İhtiyaçlara ek olarak, uygun yönetim yeteneklerine sahip olmak gerekir. Bunların en önemlileri tanısal, yaratıcı ve organizasyoneldir.
Teşhis yetenekleri, kuruluşun bugünü ve geleceği hakkında net bir fikir oluşturmanıza olanak tanır; yaratıcı - işletmenin görevlerine uygun çözümler geliştirmek; organizasyonel - bunların uygulanmasını sağlamak. Lider, çalışma sürecindeki ihtiyaç ve yeteneklere ve müteakip pratik faaliyetlere dayanarak, bireysel (kişisel yeteneklerini yansıtan) bir yönetim konsepti oluşturur.

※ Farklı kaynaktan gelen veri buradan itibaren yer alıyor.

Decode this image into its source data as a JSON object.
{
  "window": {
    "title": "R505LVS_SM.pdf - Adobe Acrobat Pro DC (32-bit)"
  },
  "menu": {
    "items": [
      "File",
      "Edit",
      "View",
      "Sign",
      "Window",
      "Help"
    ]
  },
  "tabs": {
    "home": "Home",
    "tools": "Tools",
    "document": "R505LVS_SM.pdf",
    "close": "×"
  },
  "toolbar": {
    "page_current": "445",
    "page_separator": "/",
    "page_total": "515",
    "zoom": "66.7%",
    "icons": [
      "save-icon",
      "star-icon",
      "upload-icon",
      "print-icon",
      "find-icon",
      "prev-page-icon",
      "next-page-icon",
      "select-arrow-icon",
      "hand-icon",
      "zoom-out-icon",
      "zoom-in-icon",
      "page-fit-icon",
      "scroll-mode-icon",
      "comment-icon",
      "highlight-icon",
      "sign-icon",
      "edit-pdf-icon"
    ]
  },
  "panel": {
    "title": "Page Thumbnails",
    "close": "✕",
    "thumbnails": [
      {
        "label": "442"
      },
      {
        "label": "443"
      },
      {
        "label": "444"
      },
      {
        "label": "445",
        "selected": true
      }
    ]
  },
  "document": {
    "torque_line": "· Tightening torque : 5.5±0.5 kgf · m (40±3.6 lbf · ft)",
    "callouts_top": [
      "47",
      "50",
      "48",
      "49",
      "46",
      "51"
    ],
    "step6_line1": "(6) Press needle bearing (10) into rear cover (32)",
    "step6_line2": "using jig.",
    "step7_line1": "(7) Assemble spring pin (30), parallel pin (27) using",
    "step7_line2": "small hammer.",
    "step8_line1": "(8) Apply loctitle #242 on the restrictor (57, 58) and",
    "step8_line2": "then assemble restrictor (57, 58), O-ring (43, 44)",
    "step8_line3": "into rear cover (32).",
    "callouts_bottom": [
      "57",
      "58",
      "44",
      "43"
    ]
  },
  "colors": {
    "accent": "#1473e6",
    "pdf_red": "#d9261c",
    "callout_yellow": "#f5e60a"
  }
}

4 Yönetim kararlarının sınıflandırılması.

Yönetim süreci dinamiktir. Dış ve iç çevredeki değişiklikler, çeşitli yönetim kararları alma ihtiyacını doğurur. Sistemin organizasyonunu ve işleyişini etkileyen ana faktörler teknik ve teknolojik, sosyo-ekonomik ve bölgeseldir. Bu bağlamda, çözülmesi gereken iki grup görev vardır: işlevsel ve durumsal.


İşlevsel - organizasyondaki iş bölümü nedeniyle, bireysel çalışanların yetkileri ve çoğunlukla standarttır.
Durumsal - kuruluştaki alt sistemlerin ve unsurların etkileşiminin ihlali sonucu veya yukarıdaki faktörlerin etkisi altında ortaya çıkar.
Durumdaki (işleyiş koşulları) ani değişikliklere tepki verme hızı, kuruluşun uyarlanabilir özelliklerini, yönetsel yeteneklerinin sınırını karakterize eder. Durum, işletmenin tepki süresinden daha hızlı değişirse, yönetilemez hale gelir.
Yönetim kararlarının çeşitliliği ve gelişimlerinin özellikleri, şekilde gösterilen sınıflandırma ile ortaya konmaktadır.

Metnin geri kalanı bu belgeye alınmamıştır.